After adjusting the config-file "filebeat.yml" in directory "/etc/filebeat" the following problems occur.

  • The index "app-trade-%{[agent.version]}-%{+yyyy.MM.dd}" is not created but always the index "filebeat-7.0.0", but this worked fine in version 6.7.

  • Logging is always done into syslog

logs from syslog:

filebeat[3310]: 2019-04-12T12:25:37.734+0200#011INFO#011[index-management]#011idxmgmt/std.go:361#011Set setup.template.name to '{filebeat-7.0.0 {now/d}-000001}' as ILM is enabled.
filebeat[3310]: 2019-04-12T12:25:37.734+0200#011INFO#011[index-management]#011idxmgmt/std.go:366#011Set setup.template.pattern to 'filebeat-7.0.0-*' as ILM is enabled.
filebeat[3310]: 2019-04-12T12:25:37.734+0200#011INFO#011[index-management]#011idxmgmt/std.go:400#011Set settings.index.lifecycle.rollover_alias in template to {filebeat-7.0.0 {now/d}-000001} as ILM is enabled.
filebeat[3310]: 2019-04-12T12:25:37.734+0200#011INFO#011[index-management]#011idxmgmt/std.go:404#011Set settings.index.lifecycle.name in template to {filebeat-7.0.0 map[policy:{"phases":{"hot":{"actions":{"rollover":{"max_age":"30d","max_size":"50gb"}}}}}]} as ILM is enabled.
filebeat[3310]: 2019-04-12T12:25:37.736+0200#011INFO#011template/load.go:82#011Loading template for Elasticsearch version: 7.0.0
filebeat[3310]: 2019-04-12T12:25:37.737+0200#011INFO#011template/load.go:84#011Existing template will be overwritten, as overwrite is enabled.
filebeat[3310]: 2019-04-12T12:25:37.913+0200#011INFO#011template/load.go:145#011Elasticsearch template with name 'filebeat-7.0.0' loaded
filebeat[3310]: 2019-04-12T12:25:37.913+0200#011INFO#011[index-management]#011idxmgmt/std.go:272#011Loaded index template.

Thank you for your help and best regards, Peter.


(Kierandelaney) #2

You’ve got ILM turned on (see your log messages). You’ll need to specifically disable it in 7.0


(Suikast42) #3

I am using the folowing output config, But still the same behaviour. Only filebeat-xx is created:

  output.elasticsearch:
hosts: ["my.cloud:9200"]
index: "es-logstream-%{+yyyy.MM.dd}"
pipeline: "ingest-logs"
worker: 3
  setup.template:
name: es-logstream-mapping
pattern: es-logstream*
enabled: true
overwrite: true
ilm.enabled: false

#4

it's works with (as in filebeat.refernces.yml in a standalone section not under output.elasticsearc)

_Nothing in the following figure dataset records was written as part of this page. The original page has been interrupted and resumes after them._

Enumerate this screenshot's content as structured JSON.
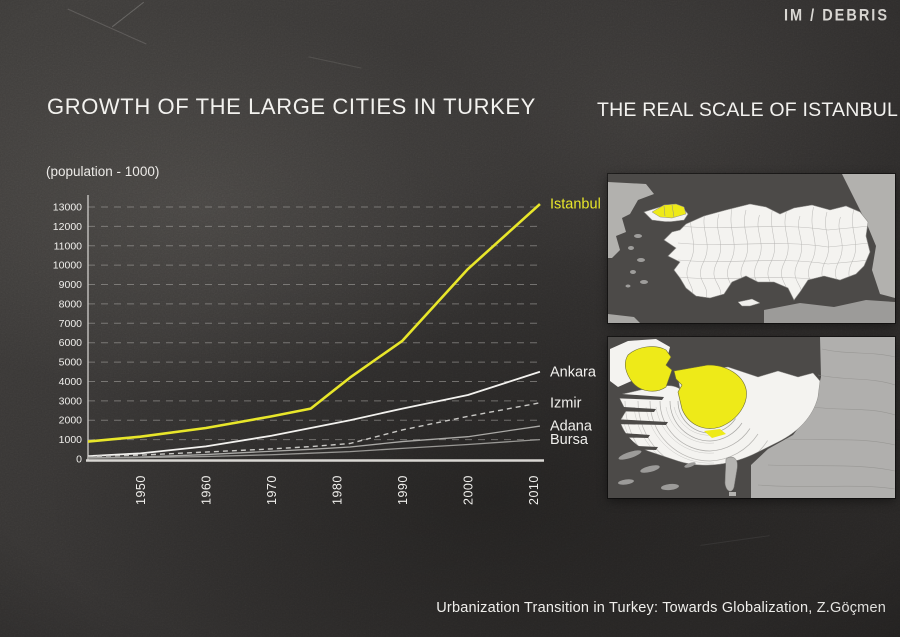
{
  "logo": "IM / DEBRIS",
  "titles": {
    "left": "GROWTH OF THE LARGE CITIES IN TURKEY",
    "right": "THE REAL SCALE OF ISTANBUL"
  },
  "footer": "Urbanization Transition in Turkey: Towards Globalization, Z.Göçmen",
  "colors": {
    "highlight_yellow": "#e8e62a",
    "text": "#f0efec",
    "grid": "#aaa8a5",
    "axis": "#d9d7d3",
    "map_sea": "#4c4a48",
    "map_land": "#f4f3f0",
    "map_neighbor": "#b2b1ae",
    "map_neighbor_dark": "#9c9b99"
  },
  "chart_data": {
    "type": "line",
    "title": "GROWTH OF THE LARGE CITIES IN TURKEY",
    "unit_label": "(population - 1000)",
    "xlabel": "",
    "ylabel": "population (thousands)",
    "x_range": [
      1942,
      2012
    ],
    "x_ticks": [
      1950,
      1960,
      1970,
      1980,
      1990,
      2000,
      2010
    ],
    "ylim": [
      0,
      13000
    ],
    "y_tick_step": 1000,
    "grid": "horizontal-dashed",
    "legend_position": "right-of-line-ends",
    "x": [
      1942,
      1950,
      1960,
      1970,
      1976,
      1982,
      1990,
      2000,
      2011
    ],
    "series": [
      {
        "name": "Istanbul",
        "color": "#e8e62a",
        "label_color": "#e8e62a",
        "style": "solid",
        "width": 2.6,
        "values": [
          900,
          1150,
          1600,
          2200,
          2600,
          4200,
          6100,
          9800,
          13150
        ]
      },
      {
        "name": "Ankara",
        "color": "#f3f2ef",
        "label_color": "#f3f2ef",
        "style": "solid",
        "width": 1.8,
        "values": [
          150,
          290,
          650,
          1200,
          1600,
          2000,
          2600,
          3300,
          4500
        ]
      },
      {
        "name": "Izmir",
        "color": "#c9c8c5",
        "label_color": "#f0efec",
        "style": "dashed",
        "width": 1.4,
        "values": [
          130,
          200,
          360,
          520,
          640,
          800,
          1500,
          2200,
          2900
        ]
      },
      {
        "name": "Adana",
        "color": "#aaa9a6",
        "label_color": "#f0efec",
        "style": "solid",
        "width": 1.3,
        "values": [
          60,
          100,
          230,
          400,
          500,
          620,
          900,
          1150,
          1700
        ]
      },
      {
        "name": "Bursa",
        "color": "#989794",
        "label_color": "#f0efec",
        "style": "solid",
        "width": 1.3,
        "values": [
          40,
          70,
          130,
          220,
          300,
          380,
          550,
          750,
          1000
        ]
      }
    ]
  }
}
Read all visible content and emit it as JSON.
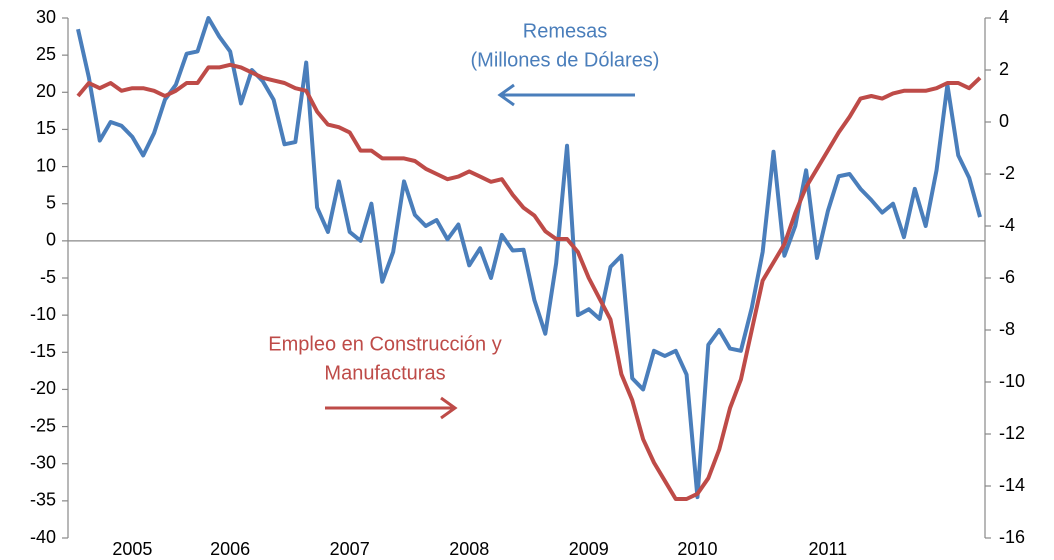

#============================== Setup ILM =====================================
setup.ilm.enabled: false

best regards Peter


(Suikast42) #5

Ok. That works thanks.

That was ltlle confisuing to have two similar keys like

setup.template.ilm.enabled: false and
setup.ilm.enabled: false

:wink:


(Kierandelaney) #6

Yeah it does look a bit confusing. We had a very similar issue!